Allein in Feuchtwangen ist dies seit Mitte 1987 bereits der fünfte Fall, in dem Gewerkschaftern nur wegen ihrer Mitgliedschaft gekündigt worden ist. „Die arbeiten mit Denunziation, Bespitzelung, setzen Detektive ein und schaffen einen ungeheuren psychischen Druck“, erzählen ehemalige Beschäftigte. „Zuckerbrot und Peitsche“ nennen sie das Konzept der Firma. „Zuckerbrot“ seien dabei Zulagen, verbilligte Einkaufsmöglichkeiten und ein sogenannter „Dispo -Urlaub“, der in kleinen Tagesdosen hereingearbeitet wird. „Peitsche“ dagegen die Kündigung im Falle einer Organisierung, die Kürzung des Weihnachtsgeldes bei Krankheit sowie die den Zulagen zugrundeliegenden jährlichnen Beurteilungen. Dort wird neben dem fachlichen „auch das menschliche und charakterliche Verhalten des Mitarbeiters berücksichtigt“ (Personalkonzept).

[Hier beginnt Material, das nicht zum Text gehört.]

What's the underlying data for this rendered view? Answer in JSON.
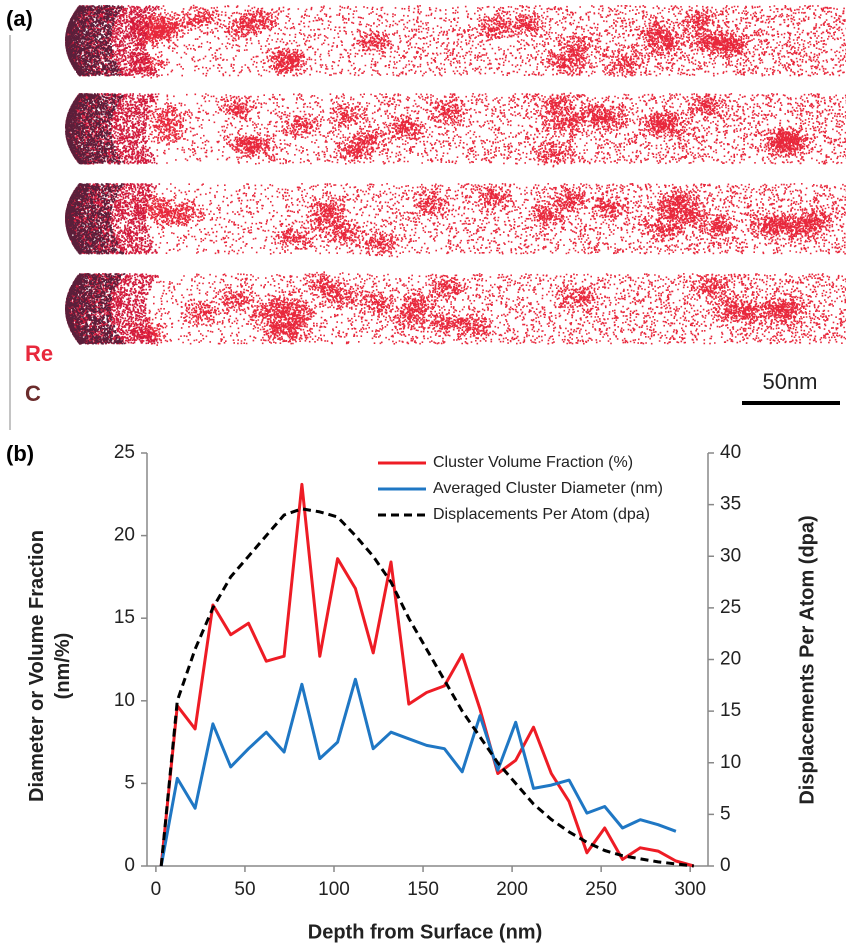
{
  "panel_a": {
    "label": "(a)",
    "species": [
      "Re",
      "C"
    ],
    "scale_bar": "50nm"
  },
  "chart_data": {
    "type": "line",
    "panel_label": "(b)",
    "xlabel": "Depth from Surface (nm)",
    "ylabel": "Diameter or Volume Fraction (nm/%)",
    "y2label": "Displacements Per Atom (dpa)",
    "x": [
      3,
      12,
      22,
      32,
      42,
      52,
      62,
      72,
      82,
      92,
      102,
      112,
      122,
      132,
      142,
      152,
      162,
      172,
      182,
      192,
      202,
      212,
      222,
      232,
      242,
      252,
      262,
      272,
      282,
      292,
      302
    ],
    "series": [
      {
        "name": "Cluster Volume Fraction (%)",
        "color": "#ee1c25",
        "linestyle": "solid",
        "values": [
          0,
          9.7,
          8.3,
          15.8,
          14,
          14.7,
          12.4,
          12.7,
          23.1,
          12.7,
          18.6,
          16.8,
          12.9,
          18.4,
          9.8,
          10.5,
          10.9,
          12.8,
          9.5,
          5.6,
          6.4,
          8.4,
          5.6,
          3.9,
          0.8,
          2.3,
          0.4,
          1.1,
          0.9,
          0.3,
          0
        ]
      },
      {
        "name": "Averaged Cluster Diameter (nm)",
        "color": "#1f77c4",
        "linestyle": "solid",
        "values": [
          0,
          5.3,
          3.5,
          8.6,
          6,
          7.1,
          8.1,
          6.9,
          11,
          6.5,
          7.5,
          11.3,
          7.1,
          8.1,
          7.7,
          7.3,
          7.1,
          5.7,
          9.1,
          5.8,
          8.7,
          4.7,
          4.9,
          5.2,
          3.2,
          3.6,
          2.3,
          2.8,
          2.5,
          2.1,
          null
        ]
      },
      {
        "name": "Displacements Per Atom (dpa)",
        "color": "#000000",
        "linestyle": "dashed",
        "axis": "y2",
        "values": [
          0,
          16,
          21,
          25,
          28,
          30,
          32,
          34,
          34.6,
          34.3,
          33.8,
          32,
          30,
          27.5,
          24,
          21,
          18,
          15,
          12.5,
          10,
          8,
          6,
          4.5,
          3.3,
          2.3,
          1.5,
          1,
          0.7,
          0.4,
          0.2,
          0
        ]
      }
    ],
    "xlim": [
      -5,
      310
    ],
    "xticks": [
      0,
      50,
      100,
      150,
      200,
      250,
      300
    ],
    "ylim": [
      0,
      25
    ],
    "yticks": [
      0,
      5,
      10,
      15,
      20,
      25
    ],
    "y2lim": [
      0,
      40
    ],
    "y2ticks": [
      0,
      5,
      10,
      15,
      20,
      25,
      30,
      35,
      40
    ],
    "legend": "upper right",
    "grid": false
  }
}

Während die Firma weltweit mit Investitionen klotzt und sich eines Jahresumsatzes von 940 Millionen Mark im Inland rühmt, existiert der Arbeitsplatz von Monika P. in Feuchtwangen offiziell nicht mehr. „Im übrigen ist die Kündigung auch aus betriebsinternen Gründen begründet“, schreibt die Firma im letzten Schriftsatz. Monika P. will durch alle Instanzen gehen.